Eventually, they could no longer lift their heads. Over the years, their neck muscles had atrophied to the point where their chins were permanently fused to their chests. Their field of vision had narrowed to a small sphere around their feet and, of course, their thumbs clicking rapidly on the tiny screens clutched to their torsos. 

They developed an instinct, eventually, to avoid obstacles as they walked. But in the early years, before the instinct kicked in fully - back when some of them could still lift their heads slightly - there were countless collisions along sidewalks and in hallways. Sorry - they would text one another after bumping shoulders or striding into each other head-on - didn’t see you. 

The majority of them had by this time lost the ability to vocalize. They had become so proficient at communicating through keystrokes that speaking out loud seemed unnecessary, inefficient and boorishly outdated. Eventually the practice died out entirely, with only a few archaic holdouts uttering the odd LOL or WTF as they narrowly avoided yet another collision in the mall. 
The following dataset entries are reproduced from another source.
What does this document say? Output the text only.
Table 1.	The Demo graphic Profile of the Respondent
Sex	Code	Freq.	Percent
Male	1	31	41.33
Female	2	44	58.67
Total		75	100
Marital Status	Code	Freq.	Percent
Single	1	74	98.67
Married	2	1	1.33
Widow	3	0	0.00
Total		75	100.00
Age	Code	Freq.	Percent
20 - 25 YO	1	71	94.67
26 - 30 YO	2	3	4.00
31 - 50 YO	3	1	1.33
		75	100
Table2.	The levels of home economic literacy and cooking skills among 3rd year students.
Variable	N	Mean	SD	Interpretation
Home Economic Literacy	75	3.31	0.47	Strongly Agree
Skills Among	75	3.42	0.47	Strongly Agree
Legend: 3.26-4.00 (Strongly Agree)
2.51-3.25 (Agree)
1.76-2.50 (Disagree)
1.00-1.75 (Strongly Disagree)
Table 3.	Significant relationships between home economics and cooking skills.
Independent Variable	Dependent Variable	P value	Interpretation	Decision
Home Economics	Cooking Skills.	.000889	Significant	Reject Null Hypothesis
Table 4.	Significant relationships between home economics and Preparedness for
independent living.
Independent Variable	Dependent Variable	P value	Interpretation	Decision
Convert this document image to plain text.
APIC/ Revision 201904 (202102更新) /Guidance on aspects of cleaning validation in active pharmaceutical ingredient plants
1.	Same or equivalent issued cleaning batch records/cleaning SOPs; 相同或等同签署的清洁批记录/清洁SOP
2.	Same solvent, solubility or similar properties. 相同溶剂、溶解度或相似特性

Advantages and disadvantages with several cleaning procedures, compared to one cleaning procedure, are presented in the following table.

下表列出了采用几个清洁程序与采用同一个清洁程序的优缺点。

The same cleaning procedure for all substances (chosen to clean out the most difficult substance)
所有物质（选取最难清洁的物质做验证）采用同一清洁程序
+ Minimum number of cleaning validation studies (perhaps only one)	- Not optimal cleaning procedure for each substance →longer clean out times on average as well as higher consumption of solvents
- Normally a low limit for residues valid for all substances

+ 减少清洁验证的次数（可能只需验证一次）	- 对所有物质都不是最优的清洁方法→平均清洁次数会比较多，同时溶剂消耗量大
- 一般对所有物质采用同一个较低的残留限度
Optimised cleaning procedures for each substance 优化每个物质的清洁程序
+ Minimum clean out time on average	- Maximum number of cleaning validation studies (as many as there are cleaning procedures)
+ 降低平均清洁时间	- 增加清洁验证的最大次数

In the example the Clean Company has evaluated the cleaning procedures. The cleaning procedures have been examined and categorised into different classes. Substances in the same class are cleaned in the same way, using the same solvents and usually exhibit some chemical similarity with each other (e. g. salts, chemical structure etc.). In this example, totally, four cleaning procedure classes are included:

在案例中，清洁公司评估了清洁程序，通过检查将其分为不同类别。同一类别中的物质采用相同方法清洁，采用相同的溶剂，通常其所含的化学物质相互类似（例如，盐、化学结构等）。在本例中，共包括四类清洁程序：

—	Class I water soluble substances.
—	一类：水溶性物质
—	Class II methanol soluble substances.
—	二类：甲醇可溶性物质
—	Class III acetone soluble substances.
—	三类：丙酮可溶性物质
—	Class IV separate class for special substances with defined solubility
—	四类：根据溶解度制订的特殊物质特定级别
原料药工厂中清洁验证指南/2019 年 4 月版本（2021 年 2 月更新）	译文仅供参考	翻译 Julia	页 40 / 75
None of them had looked directly at the sky in years. A few had tried, arching themselves backward or draping themselves, head down, off chairs, but in the end it wasn’t worth the effort. At best, they caught a glimpse of the clouds before the strain of fiercely rolling their eyes upward caused them to quit. At worst, they dropped their devices in the process and then suffered excruciating panic attacks while they groped madly, blindly, for them.  

Some of the older ones could remember a time when the devices were a mere convenience, an easy way to tell your partner that you would be late for dinner, to find out where your pals were meeting for a drink, to recall the name of that song by that band that you used to love.  

Gradually, imperceptibly, there was a shift from convenience to lifeline. Over time, the devices became de facto memory banks. It seemed pointless, really, to memorize all that information, all those facts and figures and tedious numbers, when all the universe’s knowledge was right there, easily retrievable, at your fingertips.  

Eventually, amongst the bowed heads, collective hippocampi withered away. Once the seat of human memory, cerebral cortices ultimately became nothing more than shrivelled appendages of the central nervous system. These once defining organs of humanity were now vestigial and slightly perplexing bits of tissue.  

No new memories were ever made thereafter or stored within the human body. All knowledge was relegated directly to the devices. It was just easier that way. Heads began to bow, increasingly, permanently, endlessly, to the power contained within one small stylish box.

But not a single fact was ever unknowable, and they considered it a fair trade-off.


Missy said...


Barbara Bruederlin said...

Thank you, Missy! That was my aim. (she typed to the other person, eye cast down onto her device...)

Anonymous said...

Great opening. It intrigued me until the end of that first paragraph, when I got it and had to laugh out loud. Sorry - LOL. Great ending too, with the tradeoff humanity has made. And in between, a good description of the progression of this evolution, reading like an entry in some sociology student's textbook.
I didn't understand though how if the brain shriveled there was still a spark of curiosity that pushed people to still use the devices to search for answers - if even to a trivia quiz in a bar.

Joyce said...

My, my, my... What a horrifying vision of what could be if we, as a society, continue to text our friends and family while they are sitting across from us in the same room. You have really taken our obsession with technology to the hilt. I believe I'll leave my cell in the other room for the day and enjoy looking out the window. Superb job on this!

Barbara Bruederlin said...

Thank you, Ravens. I am thrilled that the story kept your attention. You raise a valid point about how Google addiction overrides the degenerated cerebral cortex. I have no explanations, but, then, I am no anatomist.

Thanks so much, Joyce. I just thought about all the heads that I see every day bowed over devices, as if in supplication, and simply went with it. Fortunately, I am a terrible predictor of human nature.